I'm not saying I'm doing this for nothing. But I've lost everything — I've lost friends. I've lost love. I've lost money. And this record is really about loss. The last album had a lot of romantic, Shakespearean ideals attached to the music, like "The world doesn't understand us. Let's die together." Now? This record is more about, "If you say you'll be with me until I die and then you change your mind, you should run very fast. Because I'll kill you."

What is a typical day in the life of Marilyn Manson? Many would place their bets on your emerging from a bat cave at dusk. What's the deal?

You picked a great day to ask me, because if you asked me what a typical day was on any other day, I think you'd find it to be completely made up. But I'll tell you. I just moved out of my house, so I'm staying at the Sunset Marquis Hotel — very famous for a lot of things. Including now the things I've done here.

Such as?

Well, last night I made a video for "Pretty as a Swastika," and it included my shaving the pubic hair of my special lady friend.

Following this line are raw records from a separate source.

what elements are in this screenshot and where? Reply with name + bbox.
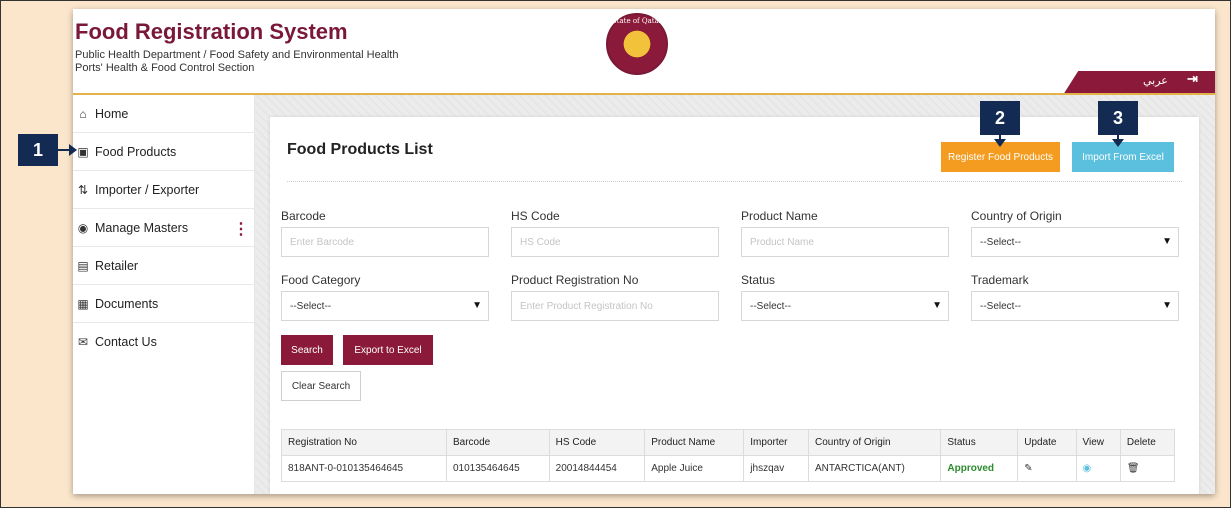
callout-3-arrowhead xyxy=(1112,139,1124,147)
sidebar-item-label: Manage Masters xyxy=(95,220,189,235)
trash-icon[interactable]: 🗑 xyxy=(1127,463,1140,474)
food-products-card: Food Products List Register Food Product… xyxy=(270,117,1199,494)
food-products-table: Registration No Barcode HS Code Product … xyxy=(281,429,1176,482)
search-button[interactable]: Search xyxy=(281,335,333,365)
status-select-value: --Select-- xyxy=(750,300,792,312)
cell-view: ◉ xyxy=(1075,455,1121,482)
country-select-value: --Select-- xyxy=(980,236,1022,248)
sidebar-item-label: Importer / Exporter xyxy=(95,182,200,197)
product-name-input[interactable] xyxy=(741,227,949,257)
sidebar-item-food-products[interactable]: ▣ Food Products xyxy=(73,133,255,171)
app-subtitle-section: Ports' Health & Food Control Section xyxy=(75,62,255,74)
callout-1: 1 xyxy=(18,134,58,166)
product-registration-no-input[interactable] xyxy=(511,291,719,321)
column-header: View xyxy=(1075,429,1121,456)
column-header: Barcode xyxy=(445,429,550,456)
callout-3: 3 xyxy=(1098,101,1138,135)
caret-down-icon: ▼ xyxy=(1162,236,1172,247)
callout-1-arrowhead xyxy=(69,144,77,156)
store-icon: ▤ xyxy=(77,258,89,273)
column-header: Delete xyxy=(1119,429,1176,456)
status-badge: Approved xyxy=(940,455,1019,482)
document-icon: ▦ xyxy=(77,296,89,311)
barcode-label: Barcode xyxy=(281,209,326,223)
sidebar-item-manage-masters[interactable]: ◉ Manage Masters ⋮ xyxy=(73,209,255,247)
logout-icon[interactable]: ⇥ xyxy=(1187,71,1198,87)
trademark-select-value: --Select-- xyxy=(980,300,1022,312)
trademark-label: Trademark xyxy=(971,273,1029,287)
page-frame: Food Registration System Public Health D… xyxy=(0,0,1231,508)
sidebar-item-label: Home xyxy=(95,106,129,121)
main-content: Food Products List Register Food Product… xyxy=(255,95,1215,494)
status-label: Status xyxy=(741,273,776,287)
hs-code-input[interactable] xyxy=(511,227,719,257)
home-icon: ⌂ xyxy=(79,106,87,121)
country-of-origin-select[interactable]: --Select-- ▼ xyxy=(971,227,1179,257)
export-to-excel-button[interactable]: Export to Excel xyxy=(343,335,433,365)
cell-hs-code: 20014844454 xyxy=(548,455,646,482)
sidebar-item-importer-exporter[interactable]: ⇅ Importer / Exporter xyxy=(73,171,255,209)
edit-icon[interactable]: ✎ xyxy=(1024,463,1032,474)
country-of-origin-label: Country of Origin xyxy=(971,209,1062,223)
callout-2-arrowhead xyxy=(994,139,1006,147)
column-header: Update xyxy=(1017,429,1077,456)
cell-update: ✎ xyxy=(1017,455,1077,482)
sidebar-item-label: Contact Us xyxy=(95,335,157,349)
title-divider xyxy=(287,181,1182,182)
trademark-select[interactable]: --Select-- ▼ xyxy=(971,291,1179,321)
product-name-label: Product Name xyxy=(741,209,818,223)
eye-icon[interactable]: ◉ xyxy=(1083,463,1092,474)
cell-delete: 🗑 xyxy=(1119,455,1176,482)
sidebar-item-label: Documents xyxy=(95,296,159,311)
column-header: Importer xyxy=(743,429,809,456)
kebab-menu-icon[interactable]: ⋮ xyxy=(233,219,249,239)
cell-country: ANTARCTICA(ANT) xyxy=(807,455,942,482)
hs-code-label: HS Code xyxy=(511,209,560,223)
column-header: Product Name xyxy=(644,429,745,456)
table-header-row: Registration No Barcode HS Code Product … xyxy=(281,429,1176,456)
app-window: Food Registration System Public Health D… xyxy=(73,9,1215,494)
clear-search-button[interactable]: Clear Search xyxy=(281,371,361,401)
sidebar-item-documents[interactable]: ▦ Documents xyxy=(73,285,255,323)
food-products-icon: ▣ xyxy=(77,144,89,159)
cell-barcode: 010135464645 xyxy=(445,455,550,482)
sidebar-item-retailer[interactable]: ▤ Retailer xyxy=(73,247,255,285)
sidebar-item-label: Food Products xyxy=(95,144,177,159)
sidebar-item-home[interactable]: ⌂ Home xyxy=(73,95,255,133)
table-row: 818ANT-0-010135464645 010135464645 20014… xyxy=(281,455,1176,482)
status-select[interactable]: --Select-- ▼ xyxy=(741,291,949,321)
caret-down-icon: ▼ xyxy=(472,300,482,311)
import-export-icon: ⇅ xyxy=(77,182,89,197)
product-registration-no-label: Product Registration No xyxy=(511,273,639,287)
settings-icon: ◉ xyxy=(77,220,89,235)
header: Food Registration System Public Health D… xyxy=(73,9,1215,95)
caret-down-icon: ▼ xyxy=(932,300,942,311)
cell-registration-no: 818ANT-0-010135464645 xyxy=(281,455,447,482)
food-category-select-value: --Select-- xyxy=(290,300,332,312)
food-category-label: Food Category xyxy=(281,273,361,287)
sidebar: ⌂ Home ▣ Food Products ⇅ Importer / Expo… xyxy=(73,95,255,494)
emblem-text: State of Qatar xyxy=(611,17,663,25)
caret-down-icon: ▼ xyxy=(1162,300,1172,311)
state-emblem-logo: State of Qatar xyxy=(606,13,668,75)
cell-product-name: Apple Juice xyxy=(644,455,745,482)
barcode-input[interactable] xyxy=(281,227,489,257)
sidebar-item-label: Retailer xyxy=(95,258,139,273)
column-header: Status xyxy=(940,429,1019,456)
cell-importer: jhszqav xyxy=(743,455,809,482)
envelope-icon: ✉ xyxy=(77,335,89,349)
app-subtitle-department: Public Health Department / Food Safety a… xyxy=(75,49,399,61)
page-title: Food Products List xyxy=(287,141,433,158)
column-header: Country of Origin xyxy=(807,429,942,456)
language-toggle-link[interactable]: عربي xyxy=(1143,74,1168,87)
food-category-select[interactable]: --Select-- ▼ xyxy=(281,291,489,321)
callout-2: 2 xyxy=(980,101,1020,135)
column-header: Registration No xyxy=(281,429,447,456)
sidebar-item-contact-us[interactable]: ✉ Contact Us xyxy=(73,323,255,361)
app-title: Food Registration System xyxy=(75,19,348,44)
column-header: HS Code xyxy=(548,429,646,456)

Does that fall in line with a perceived need to shock people? Honestly, is that a question that runs through your head? "How am I going to shock people?"

Yeah, I understand that it seems like I'm trying too hard. Everything I do and say and how I live my life is me being Marilyn Manson. I live my life like there's no tomorrow. That's the best way to have hope for the future. When you have nothing to lose, because you lost it all.

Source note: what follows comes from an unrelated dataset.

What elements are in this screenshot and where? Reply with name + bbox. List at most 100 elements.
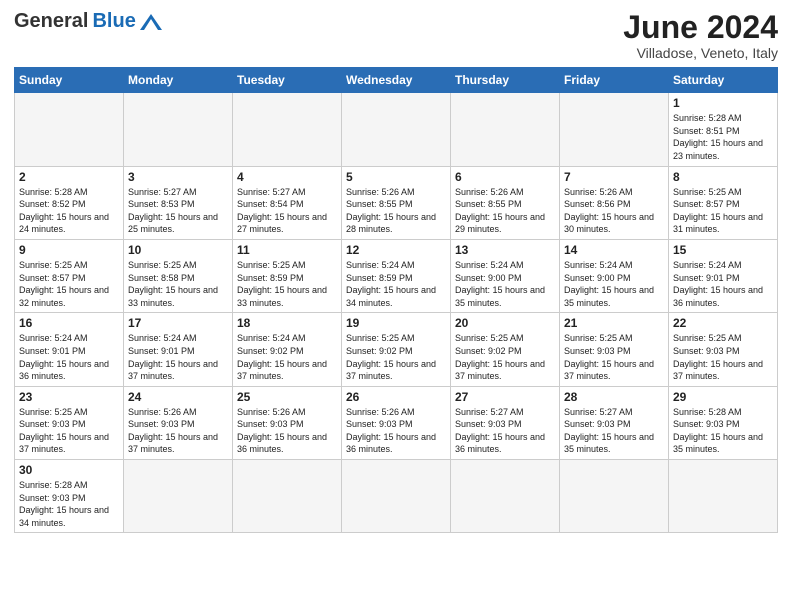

You think you've lost it all? That's so dramatic.

Well, I've been sued. And lost all my money. And then got it back. And I've lost love. I got married and then got divorced. That doesn't mean I can't have fun. I just want to be me. If I were in a room full of people, I'd rather be the person who is more interesting than the one who is wallpaper.

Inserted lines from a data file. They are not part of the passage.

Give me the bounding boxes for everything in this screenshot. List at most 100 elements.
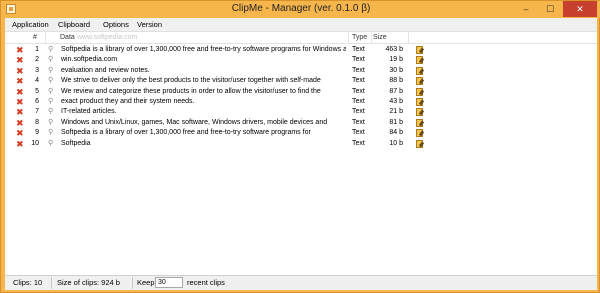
edit-icon[interactable] [416, 56, 423, 65]
edit-icon[interactable] [416, 118, 423, 127]
edit-icon[interactable] [416, 77, 423, 86]
clips-count: Clips: 10 [13, 278, 43, 287]
row-number: 6 [35, 97, 39, 105]
table-row[interactable]: ✖ 6 ⚲ exact product they and their syste… [5, 97, 597, 107]
magnifier-icon[interactable]: ⚲ [48, 55, 53, 65]
column-header-type[interactable]: Type [352, 34, 367, 41]
table-row[interactable]: ✖ 3 ⚲ evaluation and review notes. Text … [5, 66, 597, 76]
edit-icon[interactable] [416, 97, 423, 106]
close-button[interactable]: ✕ [563, 1, 597, 17]
status-bar: Clips: 10 Size of clips: 924 b Keep rece… [5, 276, 597, 290]
magnifier-icon[interactable]: ⚲ [48, 128, 53, 138]
watermark-text: www.softpedia.com [77, 34, 138, 41]
row-number: 5 [35, 87, 39, 95]
table-body: ✖ 1 ⚲ Softpedia is a library of over 1,3… [5, 45, 597, 149]
table-header: # Data www.softpedia.com Type Size [5, 32, 597, 44]
title-bar[interactable]: ClipMe - Manager (ver. 0.1.0 β) – ☐ ✕ [1, 1, 600, 18]
delete-icon[interactable]: ✖ [16, 97, 25, 107]
clip-size: 87 b [389, 87, 403, 95]
menu-bar: Application Clipboard Options Version [5, 18, 597, 32]
clip-type: Text [352, 118, 365, 126]
magnifier-icon[interactable]: ⚲ [48, 87, 53, 97]
keep-count-input[interactable] [155, 277, 183, 288]
column-header-data[interactable]: Data [60, 34, 75, 41]
table-row[interactable]: ✖ 9 ⚲ Softpedia is a library of over 1,3… [5, 128, 597, 138]
table-row[interactable]: ✖ 10 ⚲ Softpedia Text 10 b [5, 139, 597, 149]
edit-icon[interactable] [416, 46, 423, 54]
magnifier-icon[interactable]: ⚲ [48, 45, 53, 55]
clips-total-size: Size of clips: 924 b [57, 278, 120, 287]
status-divider [51, 277, 52, 289]
status-divider [132, 277, 133, 289]
clip-size: 19 b [389, 56, 403, 64]
column-header-number[interactable]: # [33, 34, 37, 41]
clips-table: # Data www.softpedia.com Type Size ✖ 1 ⚲… [5, 32, 597, 276]
delete-icon[interactable]: ✖ [16, 77, 25, 86]
edit-icon[interactable] [416, 108, 423, 117]
edit-icon[interactable] [416, 139, 423, 148]
clip-type: Text [352, 66, 365, 74]
delete-icon[interactable]: ✖ [16, 118, 25, 128]
column-divider [371, 32, 372, 44]
delete-icon[interactable]: ✖ [16, 129, 25, 138]
row-number: 9 [35, 129, 39, 137]
magnifier-icon[interactable]: ⚲ [48, 139, 53, 149]
table-row[interactable]: ✖ 8 ⚲ Windows and Unix/Linux, games, Mac… [5, 118, 597, 128]
client-area: Application Clipboard Options Version # … [5, 18, 597, 290]
delete-icon[interactable]: ✖ [16, 66, 25, 76]
app-window: ClipMe - Manager (ver. 0.1.0 β) – ☐ ✕ Ap… [0, 0, 600, 293]
table-row[interactable]: ✖ 4 ⚲ We strive to deliver only the best… [5, 76, 597, 86]
table-row[interactable]: ✖ 7 ⚲ IT-related articles. Text 21 b [5, 107, 597, 117]
column-divider [45, 32, 46, 44]
row-number: 1 [35, 46, 39, 53]
magnifier-icon[interactable]: ⚲ [48, 76, 53, 86]
magnifier-icon[interactable]: ⚲ [48, 107, 53, 117]
clip-type: Text [352, 97, 365, 105]
delete-icon[interactable]: ✖ [16, 139, 25, 149]
menu-clipboard[interactable]: Clipboard [55, 20, 93, 29]
clip-data: evaluation and review notes. [61, 66, 150, 74]
clip-data: Softpedia [61, 139, 91, 147]
row-number: 8 [35, 118, 39, 126]
delete-icon[interactable]: ✖ [16, 87, 25, 97]
magnifier-icon[interactable]: ⚲ [48, 118, 53, 128]
delete-icon[interactable]: ✖ [16, 56, 25, 65]
maximize-button[interactable]: ☐ [539, 1, 561, 17]
clip-data: IT-related articles. [61, 108, 117, 116]
clip-data: Softpedia is a library of over 1,300,000… [61, 129, 311, 137]
clip-type: Text [352, 46, 365, 53]
column-header-size[interactable]: Size [373, 34, 387, 41]
window-title: ClipMe - Manager (ver. 0.1.0 β) [231, 3, 371, 14]
delete-icon[interactable]: ✖ [16, 108, 25, 117]
delete-icon[interactable]: ✖ [16, 46, 25, 55]
edit-icon[interactable] [416, 129, 423, 138]
menu-version[interactable]: Version [134, 20, 165, 29]
clip-data: win.softpedia.com [61, 56, 118, 64]
clip-data: We strive to deliver only the best produ… [61, 77, 321, 85]
menu-application[interactable]: Application [9, 20, 52, 29]
table-row[interactable]: ✖ 2 ⚲ win.softpedia.com Text 19 b [5, 55, 597, 65]
row-number: 10 [31, 139, 39, 147]
table-row[interactable]: ✖ 1 ⚲ Softpedia is a library of over 1,3… [5, 45, 597, 55]
clip-data: exact product they and their system need… [61, 97, 195, 105]
magnifier-icon[interactable]: ⚲ [48, 66, 53, 76]
clip-size: 81 b [389, 118, 403, 126]
recent-clips-label: recent clips [187, 278, 225, 287]
clip-type: Text [352, 139, 365, 147]
clip-data: Softpedia is a library of over 1,300,000… [61, 46, 346, 53]
magnifier-icon[interactable]: ⚲ [48, 97, 53, 107]
table-row[interactable]: ✖ 5 ⚲ We review and categorize these pro… [5, 87, 597, 97]
column-divider [408, 32, 409, 44]
edit-icon[interactable] [416, 87, 423, 96]
keep-label: Keep [137, 278, 155, 287]
clip-size: 463 b [385, 46, 403, 53]
minimize-button[interactable]: – [515, 1, 537, 17]
clip-type: Text [352, 129, 365, 137]
clip-type: Text [352, 56, 365, 64]
menu-options[interactable]: Options [100, 20, 132, 29]
clip-size: 84 b [389, 129, 403, 137]
row-number: 4 [35, 77, 39, 85]
clip-size: 30 b [389, 66, 403, 74]
edit-icon[interactable] [416, 66, 423, 75]
clip-data: We review and categorize these products … [61, 87, 321, 95]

What is the message you stand for? Your place in the world?

When you asked what I've been doing for the past year — besides making this record, I was living alone for the first time since I've moved out of my parents' home as a teenager. During the course of writing this record, I did that. That transformation made me understand the importance of change — that I want to be a better person, a better version of me. That's not talking about ethics or morality. I just want to be the best me there is and not be ashamed of what I am.

Did you vote in the presidential election?

I did. And I'm very proud to say I did for the first time in my life.

And for whom, might I ask?

I voted for the President. Of course.

What do you make of the current economic situation? If at all, how do you see your image reflected in the crisis?

I address it directly on my album. And I've always done, in my live show, a fascist parody commentary on rock 'n' roll — all the symbolism between capitalism and Nazism being so similar. I'm not a role model. I'm a role villain. And role villains need to fuck shit up. And they have to take some bullets in the back and take some blame. That's the choice that I made a long time ago.

I don't want to provoke any more self-loathing, but what do you most dislike about yourself?

I often obsess so much about things that I can't get done, that I ruin other things. I think at some point, some sort of scientist sent me out to space in a time machine and created some spectacular device to put inside my head and I just don't have the manual.

Will there ever be a Marilyn Manson Jr.?

I think I'm still Marilyn Manson Jr. Someday when I manage to finally figure out how to take care of myself, then I'll consider taking care of someone else.

What's your favorite item in your makeup bag?

Black eyeliner. It's standard. It's all you need. It just makes the world a better place.